Saturday, 6 November, marks the beginning of the new round of studies in the Young Engineer Programme at TalTech, focusing on technical and engineering fields. Participants in the programme are pupils from grades 9 to 12 and it has become popular among young people from all over Estonia.

Noore Inseneri Programm
Participants of the Young Engineer Programme. Photo by: Riina Arvisto

Since 2018, more than 500 pupils have participated in the Young Engineer Programme and it is also becoming increasingly popular among pupils outside of Tallinn. Although the activities take place on the campus of TalTech, over the years there have been participants from Tartu, Pärnu, Paide, Rakvere, Tapa, Jõhvi, Haapsalu, and Kuressaare.

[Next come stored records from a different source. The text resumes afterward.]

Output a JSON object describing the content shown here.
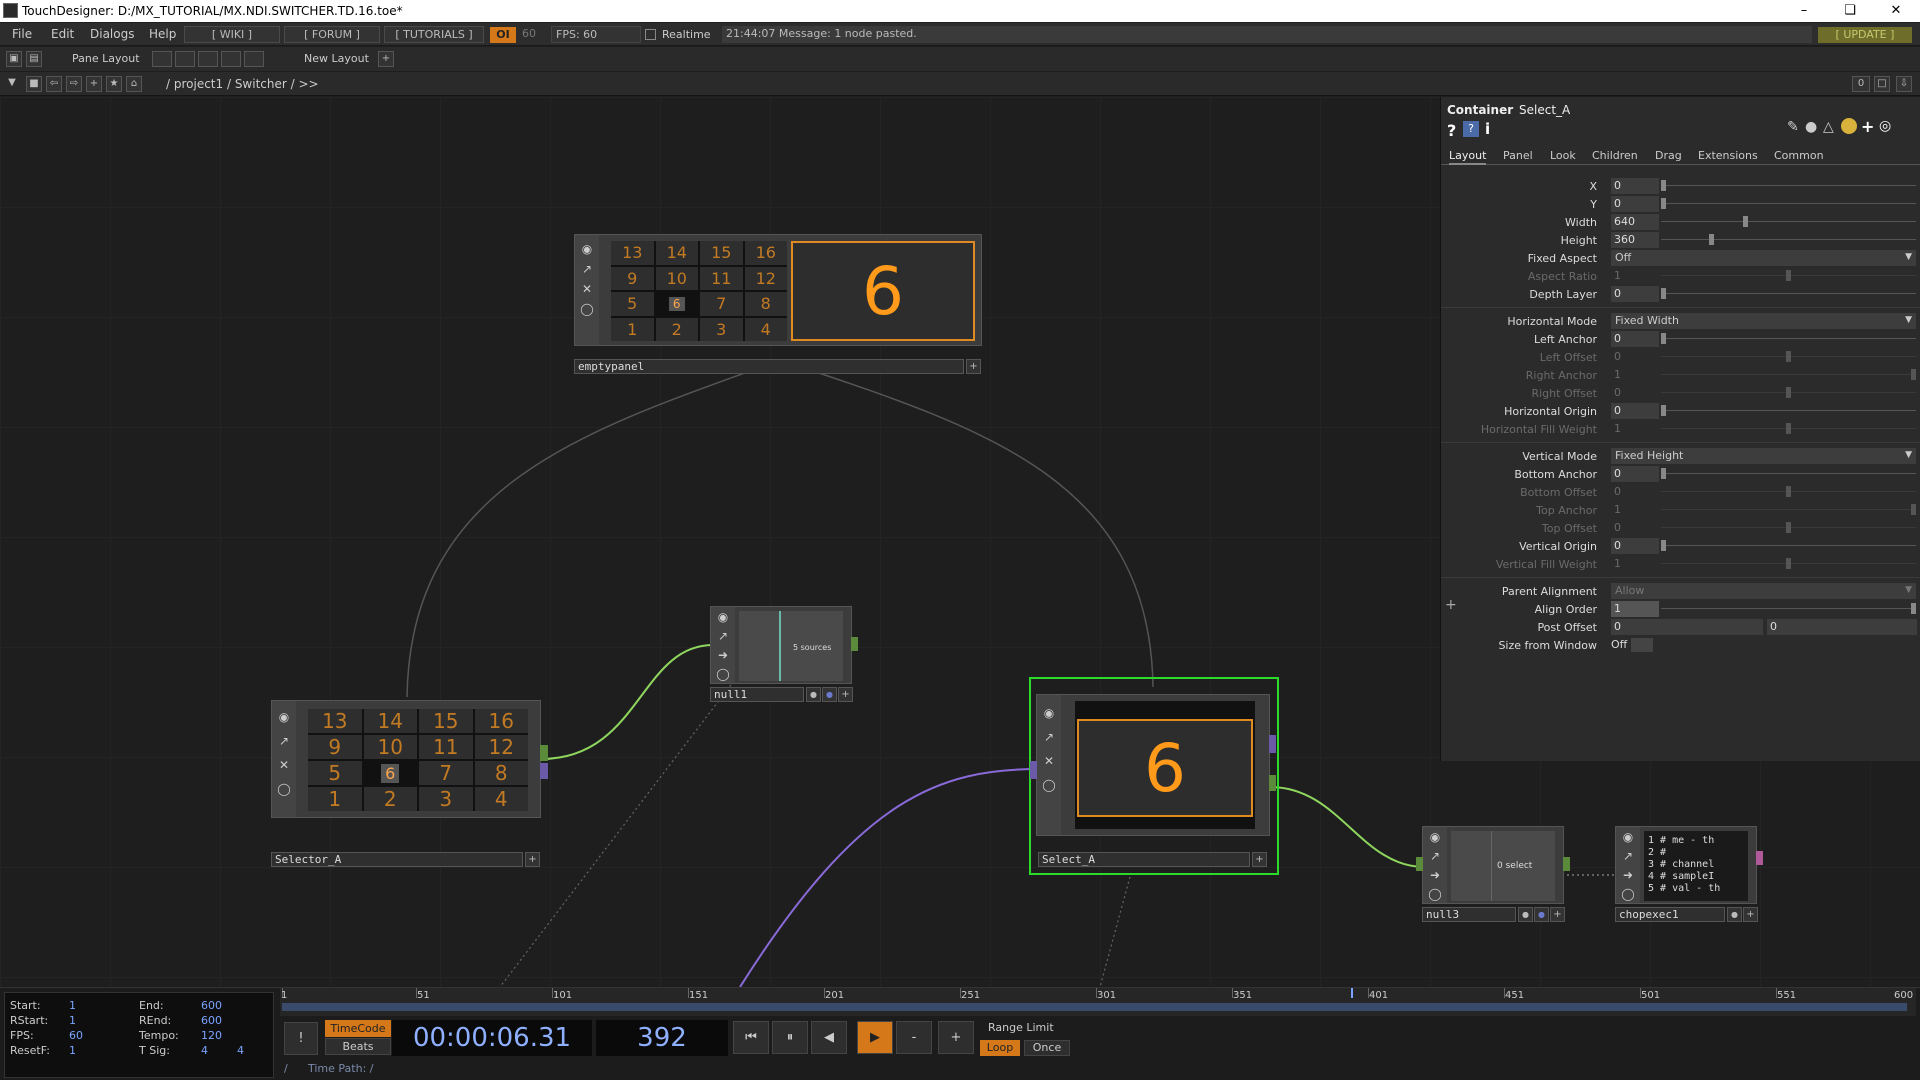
{
  "window": {
    "title": "TouchDesigner: D:/MX_TUTORIAL/MX.NDI.SWITCHER.TD.16.toe*",
    "minimize": "–",
    "maximize": "❏",
    "close": "✕"
  },
  "menubar": {
    "items": [
      "File",
      "Edit",
      "Dialogs",
      "Help"
    ],
    "wiki": "[ WIKI ]",
    "forum": "[ FORUM ]",
    "tutorials": "[ TUTORIALS ]",
    "perf": "OI",
    "fps_cap": "60",
    "fps": "FPS:  60",
    "realtime": "Realtime",
    "message": "21:44:07 Message: 1 node pasted.",
    "update": "[ UPDATE ]"
  },
  "toolbar": {
    "pane_layout": "Pane Layout",
    "new_layout": "New Layout",
    "add": "+"
  },
  "pathbar": {
    "path": "/ project1 / Switcher / >>",
    "right_num": "0"
  },
  "nodes": {
    "emptypanel": {
      "name": "emptypanel",
      "display": "6",
      "grid": [
        "13",
        "14",
        "15",
        "16",
        "9",
        "10",
        "11",
        "12",
        "5",
        "6",
        "7",
        "8",
        "1",
        "2",
        "3",
        "4"
      ],
      "selected": "6"
    },
    "selector": {
      "name": "Selector_A",
      "grid": [
        "13",
        "14",
        "15",
        "16",
        "9",
        "10",
        "11",
        "12",
        "5",
        "6",
        "7",
        "8",
        "1",
        "2",
        "3",
        "4"
      ],
      "selected": "6"
    },
    "null1": {
      "name": "null1",
      "content": "5 sources"
    },
    "select": {
      "name": "Select_A",
      "display": "6"
    },
    "null3": {
      "name": "null3",
      "content": "0 select"
    },
    "chopexec": {
      "name": "chopexec1",
      "lines": [
        "1  # me - th",
        "2  #",
        "3  # channel",
        "4  # sampleI",
        "5  # val - th"
      ]
    }
  },
  "params": {
    "type": "Container",
    "name": "Select_A",
    "tabs": [
      "Layout",
      "Panel",
      "Look",
      "Children",
      "Drag",
      "Extensions",
      "Common"
    ],
    "rows": [
      {
        "label": "X",
        "value": "0"
      },
      {
        "label": "Y",
        "value": "0"
      },
      {
        "label": "Width",
        "value": "640"
      },
      {
        "label": "Height",
        "value": "360"
      },
      {
        "label": "Fixed Aspect",
        "menu": "Off"
      },
      {
        "label": "Aspect Ratio",
        "value": "1"
      },
      {
        "label": "Depth Layer",
        "value": "0"
      },
      {
        "label": "Horizontal Mode",
        "menu": "Fixed Width"
      },
      {
        "label": "Left Anchor",
        "value": "0"
      },
      {
        "label": "Left Offset",
        "value": "0"
      },
      {
        "label": "Right Anchor",
        "value": "1"
      },
      {
        "label": "Right Offset",
        "value": "0"
      },
      {
        "label": "Horizontal Origin",
        "value": "0"
      },
      {
        "label": "Horizontal Fill Weight",
        "value": "1"
      },
      {
        "label": "Vertical Mode",
        "menu": "Fixed Height"
      },
      {
        "label": "Bottom Anchor",
        "value": "0"
      },
      {
        "label": "Bottom Offset",
        "value": "0"
      },
      {
        "label": "Top Anchor",
        "value": "1"
      },
      {
        "label": "Top Offset",
        "value": "0"
      },
      {
        "label": "Vertical Origin",
        "value": "0"
      },
      {
        "label": "Vertical Fill Weight",
        "value": "1"
      },
      {
        "label": "Parent Alignment",
        "menu": "Allow"
      },
      {
        "label": "Align Order",
        "value": "1"
      },
      {
        "label": "Post Offset",
        "value": "0",
        "value2": "0"
      },
      {
        "label": "Size from Window",
        "value": "Off"
      }
    ],
    "add_symbol": "+"
  },
  "timeline": {
    "info": {
      "start_k": "Start:",
      "start_v": "1",
      "end_k": "End:",
      "end_v": "600",
      "rstart_k": "RStart:",
      "rstart_v": "1",
      "rend_k": "REnd:",
      "rend_v": "600",
      "fps_k": "FPS:",
      "fps_v": "60",
      "tempo_k": "Tempo:",
      "tempo_v": "120",
      "resetf_k": "ResetF:",
      "resetf_v": "1",
      "tsig_k": "T Sig:",
      "tsig_v1": "4",
      "tsig_v2": "4"
    },
    "ticks": [
      "1",
      "51",
      "101",
      "151",
      "201",
      "251",
      "301",
      "351",
      "401",
      "451",
      "501",
      "551",
      "600"
    ],
    "timecode_btn": "TimeCode",
    "beats_btn": "Beats",
    "timecode": "00:00:06.31",
    "frame": "392",
    "range_limit": "Range Limit",
    "loop": "Loop",
    "once": "Once",
    "time_path": "Time Path: /",
    "left_btn": "!",
    "minus": "-",
    "plus": "+"
  }
}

According to Toivo Tähemaa, researcher at the Department of Mechanical and Industrial Engineering of TalTech, the programme gives young people a good overview of the essence of various engineering fields: “When they finish our programme, they have a much clearer picture and can choose their field of study later. In addition, they understand how creativity is intertwined with practicality in engineering, that it doesn’t mean just studying boring theoretical materials. ”

20 pupils will start in this round of the programme and the activities are mainly practical. The round consists of six days of study, which take place on Saturdays. Short lectures on each topic are combined with solving practical problems. Topics include: construction and testing of paper bridges, energy storage, indoor climate and engineering systems, mineral resources engineering, renewable energy, and virtual reality. The pupils can practice in real research laboratories under the guidance of university faculty, researchers, and students.

The programme is also based on close cooperation with companies, such as the ABB engine and generator plant, Ülemiste Water Treatment Plant of Tallinna Vesi, ETS Nord, Harju Elekter Elektrotehnika, Utilitas Tallinna Elektrijaam, and others.

The Young Engineer Programme is a training programme for upper secondary school pupils that aims to popularise research and development, science and technology, and IT and engineering in the society, and to make pupils more aware of and interested in research and engineering careers. The project is funded by the Archimedes Foundation. The rounds of the 2021/22 academic year are supported by the Estonian Research Council.